= Cloem =

French company dealing in natural language processing

Cloem company logo

Cloem is a company based in Cannes, France, which applies natural language processing (NLP) technologies to assist patent applicants in creating variants of patent claims, called "cloems". According to the company, these "computer-generated claims can be published to keep potential competitors from attempting to file adjacent patent claims."

==Technology==
According to Cloem, dictionaries, ontologies and proprietary claim-drafting algorithms are used to draft alternative claims based on a client's original set of claims. In particular, the original set of claims is subject to various permutations and linguistic manipulations "by considering alternative definitions for terms as well as “synonyms, hyponyms, hyperonyms, meronyms, holonyms, and antonyms.”"

==Possible uses==
Cloem can optionally publish one or more created texts, as electronic publications or as paper-printed publications. These can potentially serve – through a defensive publication – as prior art to prevent another party for obtaining a patent on the subject-matter at stake. In other words, after an initial patent filing, an "improvement" patent (adjacent invention) can be applied for by another party, such as a competitor.
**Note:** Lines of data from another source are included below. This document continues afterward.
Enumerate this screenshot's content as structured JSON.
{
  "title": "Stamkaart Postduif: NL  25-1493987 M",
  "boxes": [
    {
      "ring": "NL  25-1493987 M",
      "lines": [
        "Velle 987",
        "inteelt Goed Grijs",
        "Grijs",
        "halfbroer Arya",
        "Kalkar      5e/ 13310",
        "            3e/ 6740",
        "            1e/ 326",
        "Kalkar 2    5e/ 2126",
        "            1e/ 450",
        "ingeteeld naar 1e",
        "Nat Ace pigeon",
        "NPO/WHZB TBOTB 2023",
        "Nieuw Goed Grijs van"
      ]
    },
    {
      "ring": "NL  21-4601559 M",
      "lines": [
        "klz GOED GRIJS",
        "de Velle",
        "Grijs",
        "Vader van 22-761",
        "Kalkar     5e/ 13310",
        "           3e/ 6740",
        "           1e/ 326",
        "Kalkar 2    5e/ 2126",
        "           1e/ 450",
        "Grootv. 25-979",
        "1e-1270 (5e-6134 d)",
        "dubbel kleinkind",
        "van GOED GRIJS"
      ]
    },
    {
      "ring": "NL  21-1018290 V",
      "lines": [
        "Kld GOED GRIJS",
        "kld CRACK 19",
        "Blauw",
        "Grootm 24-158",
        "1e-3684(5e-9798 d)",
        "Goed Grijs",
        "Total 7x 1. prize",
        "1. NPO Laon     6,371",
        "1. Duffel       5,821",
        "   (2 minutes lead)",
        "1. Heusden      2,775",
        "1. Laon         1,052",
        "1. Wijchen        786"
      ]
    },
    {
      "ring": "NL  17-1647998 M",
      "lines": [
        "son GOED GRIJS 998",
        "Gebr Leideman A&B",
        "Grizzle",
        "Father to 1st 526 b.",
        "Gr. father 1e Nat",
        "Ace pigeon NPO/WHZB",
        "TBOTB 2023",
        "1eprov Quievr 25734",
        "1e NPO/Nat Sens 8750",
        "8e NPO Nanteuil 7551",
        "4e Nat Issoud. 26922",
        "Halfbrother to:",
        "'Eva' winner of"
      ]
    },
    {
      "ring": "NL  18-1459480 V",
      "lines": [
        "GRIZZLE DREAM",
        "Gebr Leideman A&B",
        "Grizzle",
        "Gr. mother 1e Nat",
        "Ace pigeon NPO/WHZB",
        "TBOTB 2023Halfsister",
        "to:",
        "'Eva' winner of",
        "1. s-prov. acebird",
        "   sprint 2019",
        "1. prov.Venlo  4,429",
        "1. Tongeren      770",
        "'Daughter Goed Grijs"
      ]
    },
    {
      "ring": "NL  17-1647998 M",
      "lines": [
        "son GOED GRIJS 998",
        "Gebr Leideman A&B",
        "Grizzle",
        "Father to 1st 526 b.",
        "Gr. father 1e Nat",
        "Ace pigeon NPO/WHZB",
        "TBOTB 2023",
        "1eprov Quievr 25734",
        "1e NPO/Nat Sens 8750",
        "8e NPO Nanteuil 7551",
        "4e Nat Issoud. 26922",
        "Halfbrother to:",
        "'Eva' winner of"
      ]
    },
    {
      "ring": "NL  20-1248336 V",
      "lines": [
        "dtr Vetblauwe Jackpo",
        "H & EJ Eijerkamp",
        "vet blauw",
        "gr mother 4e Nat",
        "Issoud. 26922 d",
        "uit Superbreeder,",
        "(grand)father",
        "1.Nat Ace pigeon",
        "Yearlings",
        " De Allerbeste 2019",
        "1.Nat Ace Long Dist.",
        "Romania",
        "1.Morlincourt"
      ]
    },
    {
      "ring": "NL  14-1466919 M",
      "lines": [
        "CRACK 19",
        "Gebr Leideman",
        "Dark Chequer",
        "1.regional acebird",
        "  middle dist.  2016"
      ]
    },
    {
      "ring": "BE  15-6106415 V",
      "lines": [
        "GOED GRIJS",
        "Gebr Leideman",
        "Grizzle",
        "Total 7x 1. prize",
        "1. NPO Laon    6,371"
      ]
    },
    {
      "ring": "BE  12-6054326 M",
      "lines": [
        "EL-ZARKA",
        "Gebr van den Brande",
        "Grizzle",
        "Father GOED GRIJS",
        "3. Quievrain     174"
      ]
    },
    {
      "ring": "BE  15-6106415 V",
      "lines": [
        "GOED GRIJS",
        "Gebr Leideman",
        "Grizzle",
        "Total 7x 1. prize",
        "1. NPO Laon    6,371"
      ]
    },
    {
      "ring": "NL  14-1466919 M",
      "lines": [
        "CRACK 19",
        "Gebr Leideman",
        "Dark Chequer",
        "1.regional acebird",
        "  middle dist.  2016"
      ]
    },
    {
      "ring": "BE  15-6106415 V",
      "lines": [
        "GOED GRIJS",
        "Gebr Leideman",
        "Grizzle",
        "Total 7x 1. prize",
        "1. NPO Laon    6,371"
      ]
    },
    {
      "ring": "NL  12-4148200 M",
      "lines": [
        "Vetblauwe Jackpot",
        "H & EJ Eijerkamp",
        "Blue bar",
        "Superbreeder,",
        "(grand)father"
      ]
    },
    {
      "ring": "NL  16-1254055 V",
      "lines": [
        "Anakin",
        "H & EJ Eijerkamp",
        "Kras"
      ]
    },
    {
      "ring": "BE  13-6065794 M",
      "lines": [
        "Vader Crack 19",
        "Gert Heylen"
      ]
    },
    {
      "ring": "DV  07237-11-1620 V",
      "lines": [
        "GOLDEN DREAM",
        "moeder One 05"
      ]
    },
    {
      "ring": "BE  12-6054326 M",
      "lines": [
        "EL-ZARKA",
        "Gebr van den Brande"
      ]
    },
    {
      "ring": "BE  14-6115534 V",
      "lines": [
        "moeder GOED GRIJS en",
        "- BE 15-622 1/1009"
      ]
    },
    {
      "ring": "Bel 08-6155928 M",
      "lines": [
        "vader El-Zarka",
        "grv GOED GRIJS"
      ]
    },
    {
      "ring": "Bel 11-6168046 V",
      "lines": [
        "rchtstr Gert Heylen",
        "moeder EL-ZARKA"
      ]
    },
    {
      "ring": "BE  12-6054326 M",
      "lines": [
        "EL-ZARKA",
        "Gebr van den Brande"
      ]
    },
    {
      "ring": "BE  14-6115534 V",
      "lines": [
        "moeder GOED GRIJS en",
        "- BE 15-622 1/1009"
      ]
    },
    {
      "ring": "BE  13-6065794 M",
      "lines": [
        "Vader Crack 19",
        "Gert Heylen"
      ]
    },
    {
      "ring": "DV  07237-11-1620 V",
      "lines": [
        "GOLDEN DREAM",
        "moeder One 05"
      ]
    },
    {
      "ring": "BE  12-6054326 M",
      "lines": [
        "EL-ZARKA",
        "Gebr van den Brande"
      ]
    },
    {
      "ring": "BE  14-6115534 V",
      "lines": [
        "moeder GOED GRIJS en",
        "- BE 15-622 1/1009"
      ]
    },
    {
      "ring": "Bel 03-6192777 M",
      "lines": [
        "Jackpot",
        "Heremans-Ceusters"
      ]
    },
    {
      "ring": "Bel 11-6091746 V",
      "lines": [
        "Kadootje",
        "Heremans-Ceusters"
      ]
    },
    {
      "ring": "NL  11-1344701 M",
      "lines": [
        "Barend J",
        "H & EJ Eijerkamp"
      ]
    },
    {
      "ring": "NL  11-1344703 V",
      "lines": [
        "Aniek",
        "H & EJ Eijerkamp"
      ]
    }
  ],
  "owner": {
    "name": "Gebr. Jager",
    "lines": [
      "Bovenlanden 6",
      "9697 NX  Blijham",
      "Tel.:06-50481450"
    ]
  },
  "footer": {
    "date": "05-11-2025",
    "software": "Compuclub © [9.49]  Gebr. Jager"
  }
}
By publishing variants of a patent claim, the risk of adverse patenting may potentially be decreased (improvement inventions may no longer be patentable).

Cloems may also be potentially patentable. One of the issues of patentability, however, is that only a natural person can be a listed as an inventor on a patent. Since cloems are produced by a computer based on a person's input, it is not clear if the computer or the person is the inventor. The inventorship of Cloem texts is an open question.